MS LE COUTEUR: Okay. Can the government tell the Assembly how long it will take to fully implement this initiative and how the initiative will differ from the service previously supplied by Revolve at no cost to the government?

MR STANHOPE: At this stage the government is committed to discussing these issues with the Greens, and no decisions have been made about the prioritisation of waste initiatives that will be pursued by the government. As I indicated yesterday, these are issues in relation to waste and the prioritising of initiatives that the government might pursue that we look forward to discussing with you and, indeed, with broader interest groups.

As I indicated yesterday, we have during the campaign and in discussion identified a range of waste initiatives that we will now pursue as part of our commitment to NoWaste to increase the level of recycling and to reduce the amount of waste taken to landfill. As I indicated yesterday, at this stage somewhere in the order of 74 per cent of waste in the ACT is recycled. We are at the last quarter, the hard quarter. It is hard for a number of reasons, some of them technological. The technology does not yet exist to recycle some particular substances that are taken to landfill, such as asbestos. These remain intractable problems for us.
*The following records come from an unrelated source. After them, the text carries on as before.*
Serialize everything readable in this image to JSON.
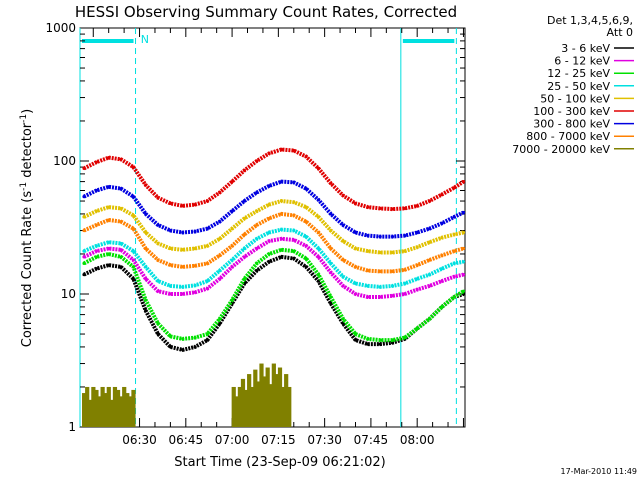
{
  "chart_data": {
    "type": "line",
    "title": "HESSI Observing Summary Count Rates, Corrected",
    "xlabel": "Start Time (23-Sep-09 06:21:02)",
    "ylabel_parts": [
      "Corrected Count Rate (s",
      "-1",
      " detector",
      "-1",
      ")"
    ],
    "yscale": "log",
    "ylim": [
      1,
      1000
    ],
    "xlim_min": [
      -19.3,
      105.5
    ],
    "y_ticks": [
      {
        "value": 1,
        "label": "1"
      },
      {
        "value": 10,
        "label": "10"
      },
      {
        "value": 100,
        "label": "100"
      },
      {
        "value": 1000,
        "label": "1000"
      }
    ],
    "x_ticks": [
      {
        "value": 0,
        "label": "06:30"
      },
      {
        "value": 15,
        "label": "06:45"
      },
      {
        "value": 30,
        "label": "07:00"
      },
      {
        "value": 45,
        "label": "07:15"
      },
      {
        "value": 60,
        "label": "07:30"
      },
      {
        "value": 75,
        "label": "07:45"
      },
      {
        "value": 90,
        "label": "08:00"
      }
    ],
    "legend_header": [
      "Det 1,3,4,5,6,9,",
      "Att 0"
    ],
    "night_intervals_min": [
      [
        -19.3,
        -1.3
      ],
      [
        84.7,
        102.7
      ]
    ],
    "marker_lines_min": {
      "solid": [
        -19.3,
        84.7
      ],
      "dashed": [
        -1.3,
        102.7
      ]
    },
    "marker_labels": [
      {
        "text": "N",
        "x_min": 0.4
      }
    ],
    "stamp": "17-Mar-2010 11:49",
    "series": [
      {
        "name": "3 - 6 keV",
        "color": "#000000",
        "x": [
          -18,
          -14,
          -10,
          -6,
          -2,
          2,
          6,
          10,
          14,
          18,
          22,
          26,
          30,
          34,
          38,
          42,
          46,
          50,
          54,
          58,
          62,
          66,
          70,
          74,
          78,
          82,
          86,
          90,
          94,
          98,
          102,
          105
        ],
        "y": [
          14,
          15.5,
          16.5,
          16,
          13,
          7.5,
          5,
          4,
          3.8,
          4,
          4.5,
          6,
          8.5,
          12,
          15,
          17.5,
          19,
          18.5,
          16,
          12.5,
          8.5,
          6,
          4.5,
          4.2,
          4.2,
          4.3,
          4.6,
          5.5,
          6.5,
          8,
          9.5,
          10
        ]
      },
      {
        "name": "6 - 12 keV",
        "color": "#e000e0",
        "x": [
          -18,
          -14,
          -10,
          -6,
          -2,
          2,
          6,
          10,
          14,
          18,
          22,
          26,
          30,
          34,
          38,
          42,
          46,
          50,
          54,
          58,
          62,
          66,
          70,
          74,
          78,
          82,
          86,
          90,
          94,
          98,
          102,
          105
        ],
        "y": [
          19,
          21,
          22,
          21.5,
          18,
          13,
          10.5,
          10,
          10,
          10.3,
          11,
          13,
          16,
          19,
          22,
          25,
          26,
          25.5,
          23,
          19,
          14.5,
          11.5,
          10,
          9.5,
          9.5,
          9.7,
          10,
          10.8,
          11.5,
          12.5,
          13.5,
          14
        ]
      },
      {
        "name": "12 - 25 keV",
        "color": "#00e000",
        "x": [
          -18,
          -14,
          -10,
          -6,
          -2,
          2,
          6,
          10,
          14,
          18,
          22,
          26,
          30,
          34,
          38,
          42,
          46,
          50,
          54,
          58,
          62,
          66,
          70,
          74,
          78,
          82,
          86,
          90,
          94,
          98,
          102,
          105
        ],
        "y": [
          17,
          19,
          20,
          19,
          16,
          9,
          6,
          4.8,
          4.6,
          4.7,
          5,
          6.5,
          9,
          13,
          17,
          20,
          21.5,
          21,
          18.5,
          14,
          9.5,
          6.5,
          5,
          4.6,
          4.5,
          4.5,
          4.7,
          5.5,
          6.5,
          8,
          9.5,
          10.5
        ]
      },
      {
        "name": "25 - 50 keV",
        "color": "#00e0e0",
        "x": [
          -18,
          -14,
          -10,
          -6,
          -2,
          2,
          6,
          10,
          14,
          18,
          22,
          26,
          30,
          34,
          38,
          42,
          46,
          50,
          54,
          58,
          62,
          66,
          70,
          74,
          78,
          82,
          86,
          90,
          94,
          98,
          102,
          105
        ],
        "y": [
          21,
          23,
          24.5,
          24,
          21,
          16,
          12.5,
          11.5,
          11.3,
          11.6,
          12.5,
          15,
          18,
          22,
          26,
          29,
          30.5,
          30,
          27,
          22,
          17,
          13.5,
          12,
          11.5,
          11.3,
          11.5,
          12,
          13,
          14,
          15.5,
          17,
          17.5
        ]
      },
      {
        "name": "50 - 100 keV",
        "color": "#e0c000",
        "x": [
          -18,
          -14,
          -10,
          -6,
          -2,
          2,
          6,
          10,
          14,
          18,
          22,
          26,
          30,
          34,
          38,
          42,
          46,
          50,
          54,
          58,
          62,
          66,
          70,
          74,
          78,
          82,
          86,
          90,
          94,
          98,
          102,
          105
        ],
        "y": [
          38,
          42,
          45,
          44,
          39,
          29,
          24,
          22,
          21.5,
          22,
          23,
          26,
          31,
          37,
          42,
          47,
          50,
          49,
          45,
          38,
          30,
          25,
          22,
          21,
          20.5,
          20.5,
          21,
          22.5,
          24.5,
          26.5,
          28,
          29
        ]
      },
      {
        "name": "100 - 300 keV",
        "color": "#e00000",
        "x": [
          -18,
          -14,
          -10,
          -6,
          -2,
          2,
          6,
          10,
          14,
          18,
          22,
          26,
          30,
          34,
          38,
          42,
          46,
          50,
          54,
          58,
          62,
          66,
          70,
          74,
          78,
          82,
          86,
          90,
          94,
          98,
          102,
          105
        ],
        "y": [
          88,
          98,
          106,
          103,
          90,
          66,
          53,
          48,
          46,
          47,
          50,
          58,
          70,
          85,
          100,
          114,
          122,
          120,
          108,
          88,
          68,
          55,
          48,
          45,
          44,
          43.5,
          44,
          46,
          50,
          56,
          63,
          70
        ]
      },
      {
        "name": "300 - 800 keV",
        "color": "#0000e0",
        "x": [
          -18,
          -14,
          -10,
          -6,
          -2,
          2,
          6,
          10,
          14,
          18,
          22,
          26,
          30,
          34,
          38,
          42,
          46,
          50,
          54,
          58,
          62,
          66,
          70,
          74,
          78,
          82,
          86,
          90,
          94,
          98,
          102,
          105
        ],
        "y": [
          54,
          60,
          64,
          62,
          54,
          40,
          33,
          30,
          29,
          29.5,
          31,
          35,
          42,
          50,
          58,
          65,
          70,
          69,
          62,
          51,
          40,
          33,
          29,
          27.5,
          27,
          27,
          27.5,
          29,
          31,
          34,
          38,
          41
        ]
      },
      {
        "name": "800 - 7000 keV",
        "color": "#ff8000",
        "x": [
          -18,
          -14,
          -10,
          -6,
          -2,
          2,
          6,
          10,
          14,
          18,
          22,
          26,
          30,
          34,
          38,
          42,
          46,
          50,
          54,
          58,
          62,
          66,
          70,
          74,
          78,
          82,
          86,
          90,
          94,
          98,
          102,
          105
        ],
        "y": [
          30,
          33,
          36,
          35,
          31,
          22,
          18,
          16.5,
          16,
          16.3,
          17,
          19.5,
          23,
          28,
          33,
          37,
          40,
          39,
          35,
          29,
          22,
          18,
          16,
          15,
          14.8,
          14.8,
          15.2,
          16.5,
          18,
          19.5,
          21,
          22
        ]
      },
      {
        "name": "7000 - 20000 keV",
        "color": "#808000",
        "x": [
          -18,
          -17,
          -16,
          -15,
          -14,
          -13,
          -12,
          -11,
          -10,
          -9,
          -8,
          -7,
          -6,
          -5,
          -4,
          -3,
          -2,
          30.5,
          31.5,
          32.5,
          33.5,
          34.5,
          35.5,
          36.5,
          37.5,
          38.5,
          39.5,
          40.5,
          41.5,
          42.5,
          43.5,
          44.5,
          45.5,
          46.5,
          47.5,
          48.5
        ],
        "y": [
          1.8,
          2,
          1.6,
          2,
          1.9,
          1.7,
          2,
          1.8,
          2,
          1.6,
          2,
          1.9,
          1.7,
          2,
          1.8,
          1.7,
          1.9,
          2,
          1.7,
          2,
          2.3,
          1.9,
          2.5,
          2,
          2.7,
          2.2,
          3,
          2.4,
          2.8,
          2.1,
          3,
          2.5,
          2.8,
          2,
          2.5,
          2
        ]
      }
    ]
  }
}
Other substances, goods or materials that might be recycled are difficult to recycle in the absence of a market for the recycled product. I might say that, on recent advice to me, one of the issues on which we are facing some difficulty in the current economy is the sale of wood product that is recycled. It seems quite remarkable that there two sorts of wood taken to waste. One is green waste, 90 per cent of which in the ACT is recycled and for which there is a very strong market.

The other seems to be builders’ waste, which is chipped at Mugga. However, a market that had previously existed, mainly in China, has not been as active in recent months and the stockpile is growing and growing. There is an issue there for that business that is involved in recycling wood.

We have identified a number of initiatives. Some of those initiatives are street-level recycling bins and the separation of more waste at the tip face into waste streams to facilitate its recycling. In that regard, I have mentioned waste streams that would separate out metal, wood, clothing, cardboard, bottles, plastic and organics. As I have said, this is very much at the forefront of ACT NoWaste’s thinking in relation to a next initiative, but I have signalled that I would wish to discuss that. It is also relative to our budget capacity.

As I said, it has been indicated to me that an expenditure of $4.7 million a year, through a process that would allow the separation of waste at the tip face into a whole range of streams to facilitate its recycling—it is essentially around people to separate the waste; it is a manual-intensive exercise—would increase our level of recycling from 74 per cent to 76 per cent, and actually reduce 20,000 tonnes a year from landfill.

I will just have to check some of these numbers, but interestingly, an all-of-territory third bin to collect organic waste—organic waste is about 40 per cent of household waste—would cost significantly more than that and return about the same level of reduction in waste to landfill.